Weinstein and Vaisberg, along with association secretary Rabbi Ari Saks of Congregation Beth Mordecai in Perth Amboy, spoke to NJJN via a four-way conference call. 

Saks said this was not the first such statement presented by the group. On Oct. 15, they posted a statement in solidarity with Israelis in the wake of a series of stabbings and car-rammings by Palestinian terrorists. In that statement, its members “affirm the right of the State of Israel to defend its citizens” and ask community members to pray for peace and security in Israel. 

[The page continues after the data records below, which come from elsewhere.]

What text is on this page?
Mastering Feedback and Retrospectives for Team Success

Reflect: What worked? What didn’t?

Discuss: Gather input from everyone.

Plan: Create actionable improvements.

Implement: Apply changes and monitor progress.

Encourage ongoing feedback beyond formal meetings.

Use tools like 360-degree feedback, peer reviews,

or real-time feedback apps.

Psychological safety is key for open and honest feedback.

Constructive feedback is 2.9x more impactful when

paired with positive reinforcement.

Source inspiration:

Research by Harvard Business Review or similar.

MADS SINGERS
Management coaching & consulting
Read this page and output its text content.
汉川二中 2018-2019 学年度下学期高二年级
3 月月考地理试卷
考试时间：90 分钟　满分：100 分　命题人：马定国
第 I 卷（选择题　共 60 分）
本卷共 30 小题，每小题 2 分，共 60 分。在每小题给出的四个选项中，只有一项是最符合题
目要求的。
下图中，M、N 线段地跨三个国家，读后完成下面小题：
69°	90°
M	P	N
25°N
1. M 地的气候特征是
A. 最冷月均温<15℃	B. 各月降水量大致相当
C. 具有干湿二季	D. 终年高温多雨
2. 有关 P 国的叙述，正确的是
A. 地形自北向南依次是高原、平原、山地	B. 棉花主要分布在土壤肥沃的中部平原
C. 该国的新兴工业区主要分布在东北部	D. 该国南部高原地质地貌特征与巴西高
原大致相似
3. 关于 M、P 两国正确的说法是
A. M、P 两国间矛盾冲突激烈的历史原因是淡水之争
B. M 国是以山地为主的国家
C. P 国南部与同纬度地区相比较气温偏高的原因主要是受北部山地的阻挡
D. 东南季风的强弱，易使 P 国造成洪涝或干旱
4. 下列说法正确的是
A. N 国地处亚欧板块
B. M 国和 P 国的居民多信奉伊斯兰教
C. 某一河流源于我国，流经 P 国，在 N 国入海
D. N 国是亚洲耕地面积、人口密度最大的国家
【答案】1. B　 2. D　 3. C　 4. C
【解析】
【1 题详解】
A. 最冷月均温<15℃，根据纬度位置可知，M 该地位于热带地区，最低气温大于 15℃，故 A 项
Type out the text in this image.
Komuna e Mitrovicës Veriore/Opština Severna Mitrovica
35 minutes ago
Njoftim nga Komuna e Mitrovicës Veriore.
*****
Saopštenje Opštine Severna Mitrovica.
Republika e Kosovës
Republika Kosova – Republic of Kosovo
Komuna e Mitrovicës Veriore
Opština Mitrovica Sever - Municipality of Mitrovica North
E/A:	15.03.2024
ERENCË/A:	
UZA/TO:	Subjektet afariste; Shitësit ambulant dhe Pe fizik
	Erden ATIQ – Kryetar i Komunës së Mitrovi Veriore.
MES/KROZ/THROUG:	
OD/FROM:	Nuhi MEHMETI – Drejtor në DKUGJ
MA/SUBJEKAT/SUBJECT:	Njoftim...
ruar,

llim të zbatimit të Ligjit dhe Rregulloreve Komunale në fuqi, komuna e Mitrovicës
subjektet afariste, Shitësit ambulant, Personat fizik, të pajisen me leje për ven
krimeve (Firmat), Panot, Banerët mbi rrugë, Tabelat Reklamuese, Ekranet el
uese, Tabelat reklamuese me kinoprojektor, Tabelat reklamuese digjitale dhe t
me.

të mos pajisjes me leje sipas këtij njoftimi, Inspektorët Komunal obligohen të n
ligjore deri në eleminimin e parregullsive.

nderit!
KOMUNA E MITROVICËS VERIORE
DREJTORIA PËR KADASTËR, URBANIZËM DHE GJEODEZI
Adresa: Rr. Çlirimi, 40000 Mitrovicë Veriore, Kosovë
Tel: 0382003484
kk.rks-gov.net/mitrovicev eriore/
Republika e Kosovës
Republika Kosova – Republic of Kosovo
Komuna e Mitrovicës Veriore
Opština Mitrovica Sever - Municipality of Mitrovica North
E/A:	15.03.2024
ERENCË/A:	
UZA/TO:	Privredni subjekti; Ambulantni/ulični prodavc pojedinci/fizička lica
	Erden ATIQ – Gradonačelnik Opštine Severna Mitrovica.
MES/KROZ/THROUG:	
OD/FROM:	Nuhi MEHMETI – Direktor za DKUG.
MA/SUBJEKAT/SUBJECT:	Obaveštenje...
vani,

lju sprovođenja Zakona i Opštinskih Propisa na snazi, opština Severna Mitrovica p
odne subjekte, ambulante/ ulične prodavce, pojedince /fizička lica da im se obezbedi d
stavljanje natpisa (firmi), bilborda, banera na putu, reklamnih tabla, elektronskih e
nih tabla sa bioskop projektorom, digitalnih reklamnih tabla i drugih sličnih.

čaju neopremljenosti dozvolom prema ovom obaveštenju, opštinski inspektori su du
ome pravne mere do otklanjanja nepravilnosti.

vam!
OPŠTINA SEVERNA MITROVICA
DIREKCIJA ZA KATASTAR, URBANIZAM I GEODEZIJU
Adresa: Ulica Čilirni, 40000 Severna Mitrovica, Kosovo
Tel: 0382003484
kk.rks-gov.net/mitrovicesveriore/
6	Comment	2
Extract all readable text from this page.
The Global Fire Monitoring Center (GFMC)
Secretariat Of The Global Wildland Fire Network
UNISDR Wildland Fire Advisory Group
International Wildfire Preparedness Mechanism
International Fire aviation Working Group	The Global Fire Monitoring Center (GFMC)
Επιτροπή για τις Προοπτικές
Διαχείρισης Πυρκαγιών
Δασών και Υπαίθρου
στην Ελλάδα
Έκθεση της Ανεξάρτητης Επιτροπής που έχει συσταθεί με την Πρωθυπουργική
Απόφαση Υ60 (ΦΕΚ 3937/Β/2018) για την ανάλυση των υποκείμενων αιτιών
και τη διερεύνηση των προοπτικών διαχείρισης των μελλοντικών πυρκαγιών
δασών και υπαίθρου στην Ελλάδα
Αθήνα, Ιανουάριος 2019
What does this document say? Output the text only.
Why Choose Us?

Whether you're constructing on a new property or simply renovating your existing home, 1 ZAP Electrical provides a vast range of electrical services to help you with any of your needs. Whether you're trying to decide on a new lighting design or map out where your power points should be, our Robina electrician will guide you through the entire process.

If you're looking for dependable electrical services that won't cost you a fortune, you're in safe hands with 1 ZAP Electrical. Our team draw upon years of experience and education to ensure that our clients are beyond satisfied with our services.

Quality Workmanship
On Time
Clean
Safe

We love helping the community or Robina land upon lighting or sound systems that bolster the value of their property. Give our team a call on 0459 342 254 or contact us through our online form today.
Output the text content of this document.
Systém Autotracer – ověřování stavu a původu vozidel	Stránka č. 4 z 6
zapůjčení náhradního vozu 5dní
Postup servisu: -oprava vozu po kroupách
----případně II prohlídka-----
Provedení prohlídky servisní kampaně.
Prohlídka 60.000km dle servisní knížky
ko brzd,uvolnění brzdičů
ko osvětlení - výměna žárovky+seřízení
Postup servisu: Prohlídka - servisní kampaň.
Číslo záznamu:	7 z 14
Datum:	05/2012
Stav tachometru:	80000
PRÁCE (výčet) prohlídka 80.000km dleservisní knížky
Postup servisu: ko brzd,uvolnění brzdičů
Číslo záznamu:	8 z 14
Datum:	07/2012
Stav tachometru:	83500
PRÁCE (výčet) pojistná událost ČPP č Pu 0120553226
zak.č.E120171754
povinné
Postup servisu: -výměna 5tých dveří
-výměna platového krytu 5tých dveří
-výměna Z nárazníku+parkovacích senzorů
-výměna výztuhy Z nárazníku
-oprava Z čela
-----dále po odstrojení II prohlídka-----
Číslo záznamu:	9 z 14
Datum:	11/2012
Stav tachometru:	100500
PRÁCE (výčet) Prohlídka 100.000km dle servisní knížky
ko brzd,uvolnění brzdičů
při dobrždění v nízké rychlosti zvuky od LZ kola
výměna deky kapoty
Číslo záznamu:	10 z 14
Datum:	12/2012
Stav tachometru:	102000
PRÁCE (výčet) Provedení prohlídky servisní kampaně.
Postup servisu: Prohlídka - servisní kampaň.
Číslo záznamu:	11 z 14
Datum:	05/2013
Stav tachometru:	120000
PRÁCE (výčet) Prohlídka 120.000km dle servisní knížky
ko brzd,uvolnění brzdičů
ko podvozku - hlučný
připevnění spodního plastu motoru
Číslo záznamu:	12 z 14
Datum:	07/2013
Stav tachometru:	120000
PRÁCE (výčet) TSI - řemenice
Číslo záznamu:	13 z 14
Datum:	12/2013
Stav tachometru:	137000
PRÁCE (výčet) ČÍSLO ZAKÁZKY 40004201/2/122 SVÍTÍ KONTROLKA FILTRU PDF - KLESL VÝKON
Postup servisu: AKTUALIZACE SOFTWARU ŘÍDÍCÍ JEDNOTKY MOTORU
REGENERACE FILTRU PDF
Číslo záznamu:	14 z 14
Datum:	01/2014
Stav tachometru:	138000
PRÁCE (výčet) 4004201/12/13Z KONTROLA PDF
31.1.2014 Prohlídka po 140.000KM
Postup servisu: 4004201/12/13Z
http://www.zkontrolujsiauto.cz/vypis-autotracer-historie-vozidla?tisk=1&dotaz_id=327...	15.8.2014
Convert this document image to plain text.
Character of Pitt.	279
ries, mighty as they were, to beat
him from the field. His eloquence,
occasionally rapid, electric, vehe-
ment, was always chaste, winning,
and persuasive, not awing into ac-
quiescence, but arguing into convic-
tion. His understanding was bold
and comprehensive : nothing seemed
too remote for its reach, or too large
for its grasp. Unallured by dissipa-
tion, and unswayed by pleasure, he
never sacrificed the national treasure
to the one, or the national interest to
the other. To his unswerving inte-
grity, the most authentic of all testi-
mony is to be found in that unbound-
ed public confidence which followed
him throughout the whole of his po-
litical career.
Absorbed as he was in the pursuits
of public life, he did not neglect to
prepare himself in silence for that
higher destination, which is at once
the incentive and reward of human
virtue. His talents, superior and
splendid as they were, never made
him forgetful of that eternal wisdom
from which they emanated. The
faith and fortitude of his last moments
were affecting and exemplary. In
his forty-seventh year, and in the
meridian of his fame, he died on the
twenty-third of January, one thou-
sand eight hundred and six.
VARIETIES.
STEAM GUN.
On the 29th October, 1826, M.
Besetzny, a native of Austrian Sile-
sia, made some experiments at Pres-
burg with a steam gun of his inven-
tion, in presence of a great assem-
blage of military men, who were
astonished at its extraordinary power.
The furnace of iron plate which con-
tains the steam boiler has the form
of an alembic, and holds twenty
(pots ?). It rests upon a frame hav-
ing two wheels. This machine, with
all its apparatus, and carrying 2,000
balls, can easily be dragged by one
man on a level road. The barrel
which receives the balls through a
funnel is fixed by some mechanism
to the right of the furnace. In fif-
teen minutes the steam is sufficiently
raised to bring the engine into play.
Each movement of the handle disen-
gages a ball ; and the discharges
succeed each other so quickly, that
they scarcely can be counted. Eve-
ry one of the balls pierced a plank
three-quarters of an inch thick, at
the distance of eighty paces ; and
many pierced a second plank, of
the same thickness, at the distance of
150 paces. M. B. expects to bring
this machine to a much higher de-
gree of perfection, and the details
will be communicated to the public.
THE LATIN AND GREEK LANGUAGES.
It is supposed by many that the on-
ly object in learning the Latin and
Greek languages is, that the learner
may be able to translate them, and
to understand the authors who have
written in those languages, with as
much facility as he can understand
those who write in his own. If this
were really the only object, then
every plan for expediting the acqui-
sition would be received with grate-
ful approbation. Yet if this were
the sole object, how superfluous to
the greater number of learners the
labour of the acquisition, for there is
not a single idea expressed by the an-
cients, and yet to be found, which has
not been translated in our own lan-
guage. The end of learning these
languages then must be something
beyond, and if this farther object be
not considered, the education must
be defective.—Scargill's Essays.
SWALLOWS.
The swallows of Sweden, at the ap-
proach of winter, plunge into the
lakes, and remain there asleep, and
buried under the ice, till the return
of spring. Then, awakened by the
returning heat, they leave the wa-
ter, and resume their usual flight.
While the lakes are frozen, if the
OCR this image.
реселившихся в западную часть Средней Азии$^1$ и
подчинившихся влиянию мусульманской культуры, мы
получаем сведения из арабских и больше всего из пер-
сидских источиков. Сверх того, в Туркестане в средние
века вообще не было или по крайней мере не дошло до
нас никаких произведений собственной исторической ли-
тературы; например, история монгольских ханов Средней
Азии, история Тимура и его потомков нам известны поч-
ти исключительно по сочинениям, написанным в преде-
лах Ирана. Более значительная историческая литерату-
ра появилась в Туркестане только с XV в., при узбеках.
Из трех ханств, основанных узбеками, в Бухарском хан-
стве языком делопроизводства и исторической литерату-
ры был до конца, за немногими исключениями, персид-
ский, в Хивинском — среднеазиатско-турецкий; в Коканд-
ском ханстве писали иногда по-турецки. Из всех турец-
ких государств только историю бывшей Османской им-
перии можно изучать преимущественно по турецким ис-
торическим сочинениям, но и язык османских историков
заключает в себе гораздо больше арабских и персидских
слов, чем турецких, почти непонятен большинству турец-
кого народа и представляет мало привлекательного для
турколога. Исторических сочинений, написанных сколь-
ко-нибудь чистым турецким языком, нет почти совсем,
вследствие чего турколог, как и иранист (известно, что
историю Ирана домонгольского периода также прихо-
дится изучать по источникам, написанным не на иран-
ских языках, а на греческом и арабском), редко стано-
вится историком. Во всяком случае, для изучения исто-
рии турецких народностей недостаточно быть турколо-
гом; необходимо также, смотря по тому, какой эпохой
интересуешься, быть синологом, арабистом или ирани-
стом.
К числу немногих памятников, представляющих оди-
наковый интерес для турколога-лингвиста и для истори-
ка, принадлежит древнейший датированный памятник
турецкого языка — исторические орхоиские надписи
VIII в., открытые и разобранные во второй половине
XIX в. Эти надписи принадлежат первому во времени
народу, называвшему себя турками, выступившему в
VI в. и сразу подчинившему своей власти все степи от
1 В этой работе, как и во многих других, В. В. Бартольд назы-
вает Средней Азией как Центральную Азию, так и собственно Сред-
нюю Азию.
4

Vaisberg said the new statement is consistent with recent efforts to improve relations between Jewish and Muslim communities in the region. Last month, Temple Emanu-El hosted an interfaith dialogue with Vaisberg and Imam Raouf Zaman and members of the Muslim Center of Middlesex County in Piscataway.

Originated by six Middlesex County rabbis, the Rabbinical Association is not limited to hot-button topics like Muslim-Jewish interaction. “The initial goal was to provide a mechanism for rabbis to come together on issues of personal and professional significance,” said Weinstein.

Following the merger, the association, whose members were previously only from Middlesex, invited Monmouth County rabbis to join. They also added “Heart of New Jersey” to reflect the federation’s new name. As of now, some one-third of the 31 members are from Monmouth.

Vaisberg said the Rabbinical Association is an independent body. “We work closely with federation, one of our people is on its board, and we receive some funding, but we are not an official arm of federation,” he said.

In June, with the federation’s help, the rabbis’ organization held its first retreat, focusing largely on the changing roles clergy must play in a challenging new environment.

Other projects being developed by the association include a clergy mission to Israel, scheduled to depart in late February, and “Torah on Tap,” a learning and engagement program aimed at young adults.

“Every month, we plan to visit a different local bar where young adults gather,” said Vaisberg. “Our first session, held as an experiment in September, was at Hailey’s Harp & Pub in Metuchen. We offered a program covering crime and punishment within the context of Jewish values.”

The organization has a lighter side as well. Recently, the group held its first social event at Sandcastle Billiards in Edison. “We brought in some kosher pizza and got a coach to help us improve our pool shooting technique,” said Saks.